Iran has released two French citizens, Bernard Phelan and Benjamin Briere, from a prison in the northeastern city of Mashhad, according to French President Emmanuel Macron.
“We will continue to work towards the return of those of our fellow nationals who are still detained in Iran,” Macron said on Friday on Twitter.
Ties between France and Iran have deteriorated in recent months with Tehran’s detentions of six French nationals in what Paris has described as arbitrary arrests equivalent to state hostage-taking.
Catherine Colonna, the French foreign minister, said in a separate statement that Phelan and Briere were on their way to France.
The Iranian foreign ministry described their release as a “humanitarian action”.
Phelan, a 64-year-old Franco-Irish citizen, was sentenced to six and a half years in prison in April for “providing information to another country”, said his family, who raised concerns about his poor health.
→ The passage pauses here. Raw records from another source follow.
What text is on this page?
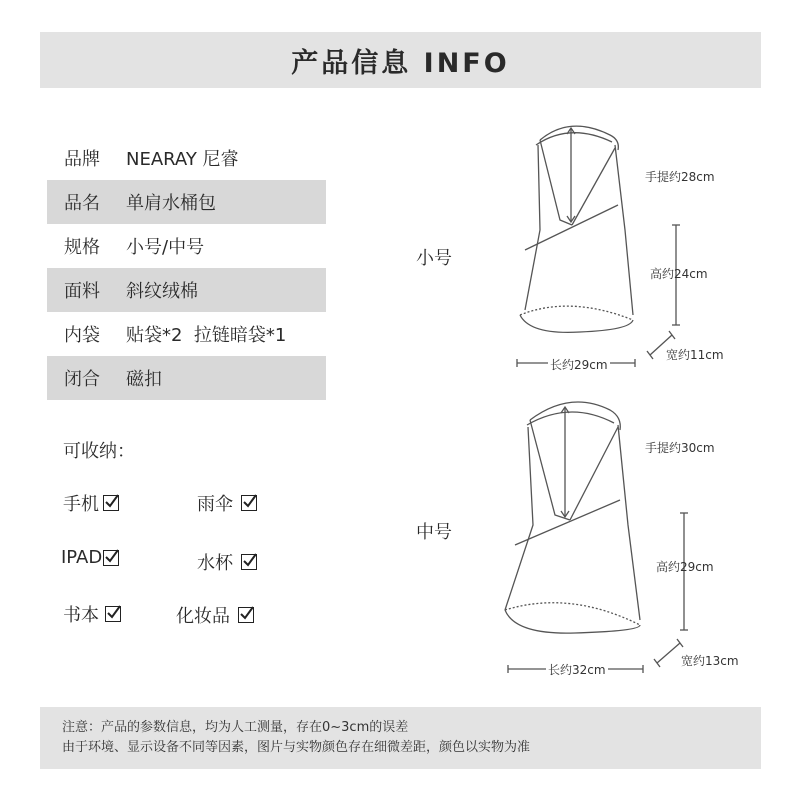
产品信息 INFO
品牌	NEARAY 尼睿
品名	单肩水桶包
规格	小号/中号
面料	斜纹绒棉
内袋	贴袋*2  拉链暗袋*1
闭合	磁扣
可收纳：
手机	雨伞
IPAD	水杯
书本	化妆品
小号
中号
手提约28cm
高约24cm
长约29cm
宽约11cm
手提约30cm
高约29cm
长约32cm
宽约13cm
注意：产品的参数信息，均为人工测量，存在0~3cm的误差
由于环境、显示设备不同等因素，图片与实物颜色存在细微差距，颜色以实物为准
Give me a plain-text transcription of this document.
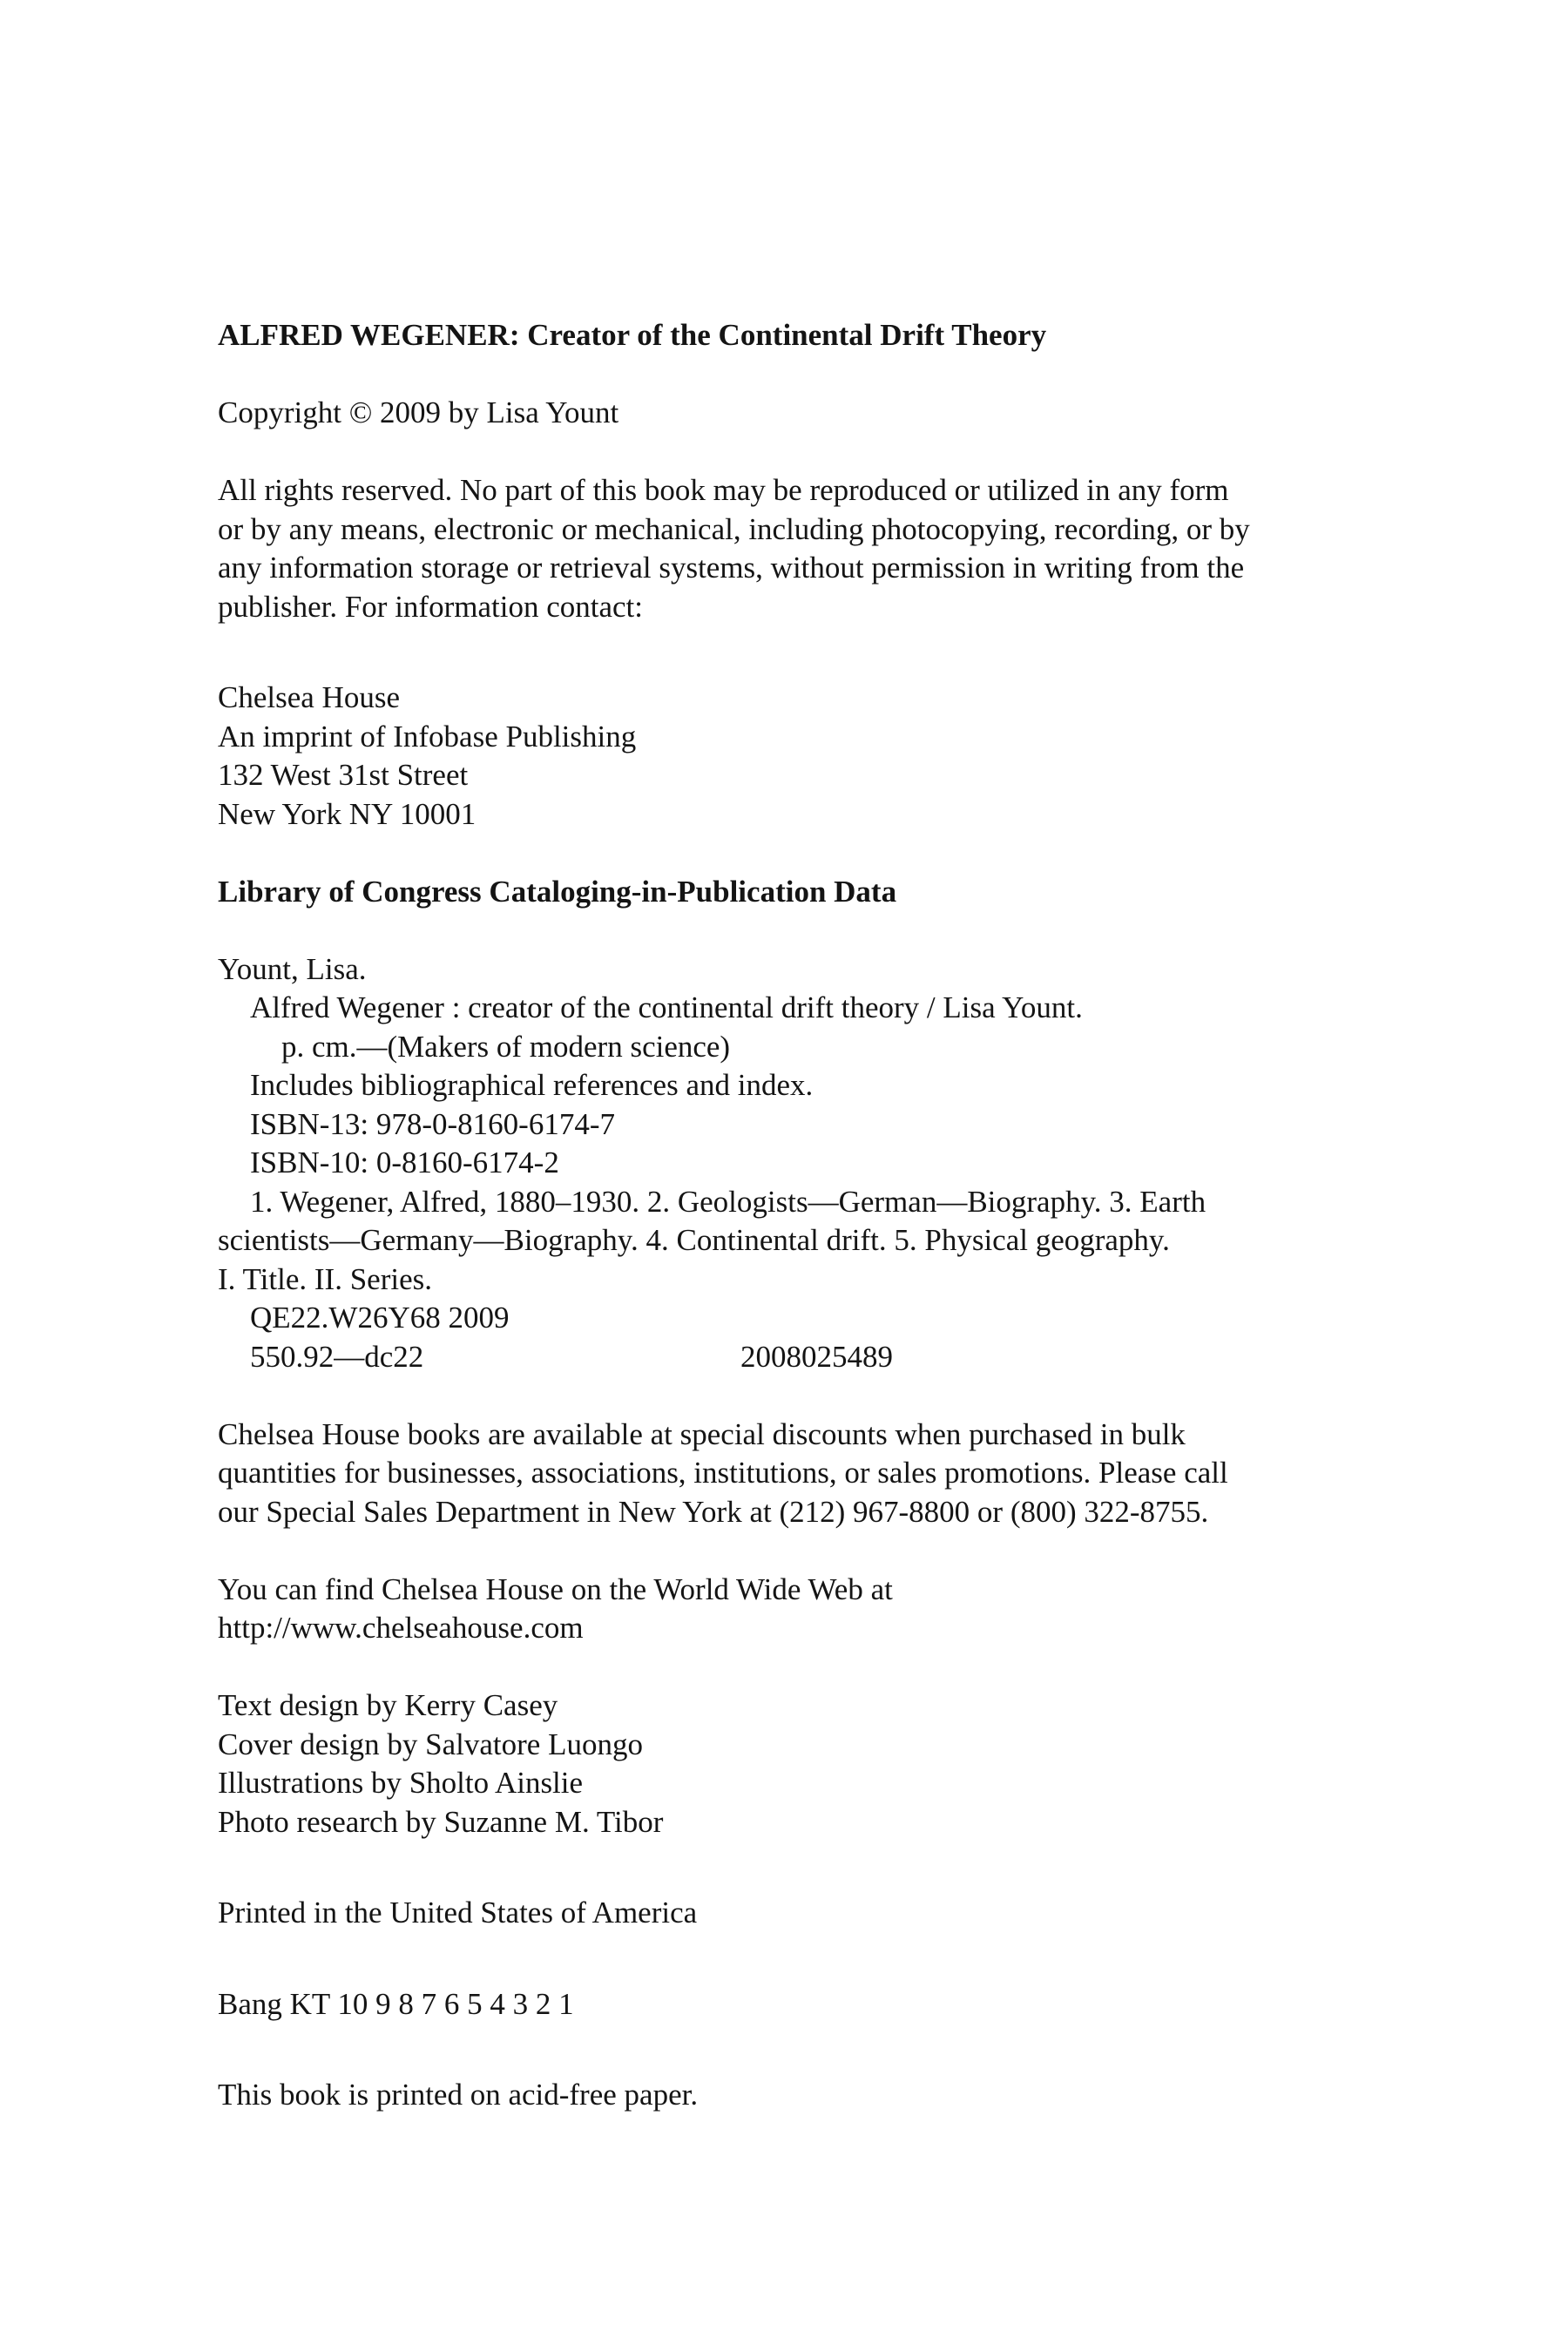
ALFRED WEGENER: Creator of the Continental Drift Theory
Copyright © 2009 by Lisa Yount
All rights reserved. No part of this book may be reproduced or utilized in any form
or by any means, electronic or mechanical, including photocopying, recording, or by
any information storage or retrieval systems, without permission in writing from the
publisher. For information contact:
Chelsea House
An imprint of Infobase Publishing
132 West 31st Street
New York NY 10001
Library of Congress Cataloging-in-Publication Data
Yount, Lisa.
Alfred Wegener : creator of the continental drift theory / Lisa Yount.
p. cm.—(Makers of modern science)
Includes bibliographical references and index.
ISBN-13: 978-0-8160-6174-7
ISBN-10: 0-8160-6174-2
1. Wegener, Alfred, 1880–1930. 2. Geologists—German—Biography. 3. Earth
scientists—Germany—Biography. 4. Continental drift. 5. Physical geography.
I. Title. II. Series.
QE22.W26Y68 2009
550.92—dc22	2008025489
Chelsea House books are available at special discounts when purchased in bulk
quantities for businesses, associations, institutions, or sales promotions. Please call
our Special Sales Department in New York at (212) 967-8800 or (800) 322-8755.
You can find Chelsea House on the World Wide Web at
http://www.chelseahouse.com
Text design by Kerry Casey
Cover design by Salvatore Luongo
Illustrations by Sholto Ainslie
Photo research by Suzanne M. Tibor
Printed in the United States of America
Bang KT 10 9 8 7 6 5 4 3 2 1
This book is printed on acid-free paper.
The Paris-based travel consultant was arrested in October in Mashhad.
Phelan went on a dry hunger strike in January to protest his detention but stopped the action at the request of his family, who feared he would die.
Briere, 37, had been held in Iran since May 2020 when he was arrested after flying a remote-controlled mini-helicopter near the Turkmenistan-Iran border.
An Iranian court in March sentenced him to eight years in prison on spying charges.
He was later acquitted by an appeals court but remained in prison in a situation called “incomprehensible” by his family.
Like Phelan, Briere was held in the prison of Vakilabad in Mashhad and went on hunger strikes to protest his conditions.
Four more French citizens, described previously as “hostages” by the French foreign ministry, are still imprisoned by Iran.